My setup launches several load injection pods in my k8s infrastructure and each load injector has the following resources:
Memory Limits: 8GB
CPU Requests: 1 CPU
JVM args:[’-server’, ‘-Xms3072m’, ‘-Xmx3072m’]
Basically my pods is being OOM Killed since page cache memory increases during all my test till we got without any memory available.
Like we can observe Heap (heap-usage.png) and Working Set is controlled during all my test (working-set-memory.png), but when looking at page cache memory the behaviour is this (cache-value.png).

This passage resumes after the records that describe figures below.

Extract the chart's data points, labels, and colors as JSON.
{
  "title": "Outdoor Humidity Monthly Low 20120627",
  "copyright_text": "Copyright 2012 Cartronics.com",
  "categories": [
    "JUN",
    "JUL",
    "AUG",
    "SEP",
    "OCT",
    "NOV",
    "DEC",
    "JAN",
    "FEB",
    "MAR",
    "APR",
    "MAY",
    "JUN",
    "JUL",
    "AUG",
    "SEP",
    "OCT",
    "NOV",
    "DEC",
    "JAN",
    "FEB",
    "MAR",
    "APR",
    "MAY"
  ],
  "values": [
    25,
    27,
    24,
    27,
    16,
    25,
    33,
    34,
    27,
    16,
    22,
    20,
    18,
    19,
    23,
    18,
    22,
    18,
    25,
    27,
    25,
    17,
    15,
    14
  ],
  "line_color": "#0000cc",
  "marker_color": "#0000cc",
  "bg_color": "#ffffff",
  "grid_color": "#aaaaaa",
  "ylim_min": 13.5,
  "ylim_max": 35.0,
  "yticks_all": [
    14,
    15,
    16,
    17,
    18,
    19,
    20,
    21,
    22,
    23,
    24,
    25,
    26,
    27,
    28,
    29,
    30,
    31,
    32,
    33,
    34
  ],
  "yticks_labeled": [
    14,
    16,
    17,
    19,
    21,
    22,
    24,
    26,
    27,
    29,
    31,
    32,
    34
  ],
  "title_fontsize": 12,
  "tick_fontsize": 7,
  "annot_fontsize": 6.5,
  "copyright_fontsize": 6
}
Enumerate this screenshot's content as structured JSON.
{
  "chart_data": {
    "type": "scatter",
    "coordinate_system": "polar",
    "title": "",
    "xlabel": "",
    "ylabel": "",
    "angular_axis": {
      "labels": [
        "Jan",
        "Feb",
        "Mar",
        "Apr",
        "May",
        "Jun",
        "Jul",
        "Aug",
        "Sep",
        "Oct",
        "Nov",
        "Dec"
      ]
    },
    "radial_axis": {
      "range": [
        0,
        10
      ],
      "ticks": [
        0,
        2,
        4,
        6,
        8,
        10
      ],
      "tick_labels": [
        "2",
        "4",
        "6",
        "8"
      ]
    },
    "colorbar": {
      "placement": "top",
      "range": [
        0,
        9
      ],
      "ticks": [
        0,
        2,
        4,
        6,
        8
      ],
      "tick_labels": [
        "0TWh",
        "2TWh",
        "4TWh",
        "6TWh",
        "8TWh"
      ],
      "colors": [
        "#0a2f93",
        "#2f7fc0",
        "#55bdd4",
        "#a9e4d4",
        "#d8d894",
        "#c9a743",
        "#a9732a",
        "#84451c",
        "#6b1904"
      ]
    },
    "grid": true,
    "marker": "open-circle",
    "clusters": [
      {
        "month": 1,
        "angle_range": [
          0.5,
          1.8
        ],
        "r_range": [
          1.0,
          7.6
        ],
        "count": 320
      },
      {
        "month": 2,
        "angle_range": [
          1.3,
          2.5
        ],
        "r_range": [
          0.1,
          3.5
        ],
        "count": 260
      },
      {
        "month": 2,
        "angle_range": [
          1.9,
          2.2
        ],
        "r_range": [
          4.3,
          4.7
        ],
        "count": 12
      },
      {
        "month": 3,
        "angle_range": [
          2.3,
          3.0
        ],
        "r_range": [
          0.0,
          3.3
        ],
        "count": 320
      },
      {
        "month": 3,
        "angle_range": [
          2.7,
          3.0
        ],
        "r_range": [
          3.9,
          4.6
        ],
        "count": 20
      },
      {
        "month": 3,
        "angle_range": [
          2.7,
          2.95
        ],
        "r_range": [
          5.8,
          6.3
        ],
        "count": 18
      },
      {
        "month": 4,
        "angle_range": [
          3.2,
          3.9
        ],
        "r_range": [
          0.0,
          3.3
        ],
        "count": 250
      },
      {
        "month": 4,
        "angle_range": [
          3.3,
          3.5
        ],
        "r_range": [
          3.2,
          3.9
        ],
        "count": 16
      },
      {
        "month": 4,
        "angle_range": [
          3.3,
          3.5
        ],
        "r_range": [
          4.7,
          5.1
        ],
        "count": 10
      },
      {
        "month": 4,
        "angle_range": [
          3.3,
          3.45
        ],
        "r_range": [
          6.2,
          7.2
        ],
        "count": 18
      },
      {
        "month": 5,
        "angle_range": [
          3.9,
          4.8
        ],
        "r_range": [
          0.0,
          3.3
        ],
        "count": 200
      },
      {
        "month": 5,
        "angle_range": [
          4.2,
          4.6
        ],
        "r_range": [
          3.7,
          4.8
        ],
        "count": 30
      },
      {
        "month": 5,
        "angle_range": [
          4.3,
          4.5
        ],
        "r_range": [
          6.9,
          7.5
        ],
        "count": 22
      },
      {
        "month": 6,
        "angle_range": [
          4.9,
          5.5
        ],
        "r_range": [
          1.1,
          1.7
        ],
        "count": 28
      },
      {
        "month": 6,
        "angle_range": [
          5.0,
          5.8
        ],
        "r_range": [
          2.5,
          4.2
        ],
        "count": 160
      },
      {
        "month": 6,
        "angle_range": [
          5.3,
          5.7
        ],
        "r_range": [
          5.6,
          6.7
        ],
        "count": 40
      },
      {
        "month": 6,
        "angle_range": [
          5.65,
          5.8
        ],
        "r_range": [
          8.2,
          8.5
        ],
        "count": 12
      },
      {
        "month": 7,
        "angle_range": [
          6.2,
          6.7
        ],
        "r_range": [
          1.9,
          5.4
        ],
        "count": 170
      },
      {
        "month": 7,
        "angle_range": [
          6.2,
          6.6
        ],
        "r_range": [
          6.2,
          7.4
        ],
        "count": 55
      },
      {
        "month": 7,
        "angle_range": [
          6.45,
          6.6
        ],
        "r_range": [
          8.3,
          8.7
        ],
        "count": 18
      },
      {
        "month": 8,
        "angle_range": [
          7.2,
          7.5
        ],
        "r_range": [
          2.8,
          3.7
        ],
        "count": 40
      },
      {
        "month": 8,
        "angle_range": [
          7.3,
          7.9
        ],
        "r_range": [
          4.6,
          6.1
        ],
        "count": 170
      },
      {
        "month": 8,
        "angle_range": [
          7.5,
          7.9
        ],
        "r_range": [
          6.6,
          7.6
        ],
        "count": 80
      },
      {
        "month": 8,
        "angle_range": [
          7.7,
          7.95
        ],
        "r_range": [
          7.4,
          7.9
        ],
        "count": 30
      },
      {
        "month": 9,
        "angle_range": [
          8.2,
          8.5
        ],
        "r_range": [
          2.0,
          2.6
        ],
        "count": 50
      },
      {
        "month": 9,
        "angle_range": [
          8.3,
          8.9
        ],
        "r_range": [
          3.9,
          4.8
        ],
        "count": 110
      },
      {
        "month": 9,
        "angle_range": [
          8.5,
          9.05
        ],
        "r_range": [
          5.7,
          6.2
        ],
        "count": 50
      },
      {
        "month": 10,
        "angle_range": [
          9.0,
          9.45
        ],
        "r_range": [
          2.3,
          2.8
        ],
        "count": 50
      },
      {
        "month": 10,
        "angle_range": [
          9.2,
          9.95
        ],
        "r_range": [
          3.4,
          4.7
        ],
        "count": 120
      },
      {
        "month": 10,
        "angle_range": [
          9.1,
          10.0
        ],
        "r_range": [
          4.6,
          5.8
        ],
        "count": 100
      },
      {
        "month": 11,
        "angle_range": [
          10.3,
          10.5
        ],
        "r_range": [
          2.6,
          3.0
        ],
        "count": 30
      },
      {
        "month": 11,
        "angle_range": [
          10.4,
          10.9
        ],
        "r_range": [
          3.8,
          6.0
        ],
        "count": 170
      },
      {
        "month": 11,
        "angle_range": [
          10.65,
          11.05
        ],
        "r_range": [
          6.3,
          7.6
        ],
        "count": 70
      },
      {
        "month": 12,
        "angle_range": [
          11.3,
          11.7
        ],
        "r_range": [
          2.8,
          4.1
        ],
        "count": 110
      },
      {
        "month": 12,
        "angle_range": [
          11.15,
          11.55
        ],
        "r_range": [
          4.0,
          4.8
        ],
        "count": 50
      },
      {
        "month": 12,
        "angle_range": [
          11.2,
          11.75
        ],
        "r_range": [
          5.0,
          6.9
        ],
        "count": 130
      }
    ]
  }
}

I have requests tried to apply some customisations to avoid these issues:
Is your failure at 5:25 specifically? Your working-set-memory image is showing a spike during that time which makes me wonder if that is the point of failure. I have previously encountered OOM errors but it only occurs when the origin (server) slows down, hence accumulating a huge counts of requests (if you’re using a open workload model). Since in my use case each request has it’s own session, it’s own map and objects, this will result in out of memory error.
The other issue I’ve encountered before is due to typo on my script, the users never terminated even when the request has completed, hence the user’s session is kept and not removed. By looking at your active users count you might be able to tell if something similar is happening to you.
I’m not saying this is what happened, but I think it will be interesting to still generate reports through your simulation.log to observe the behavior.
E.g. From the attached graph 13:23 is when I can tell the server is not handling the load well, once it started degrading there’s no going back. Since my timeout is set to 60 seconds this will then in turn take down my Gatling tool due to OOM.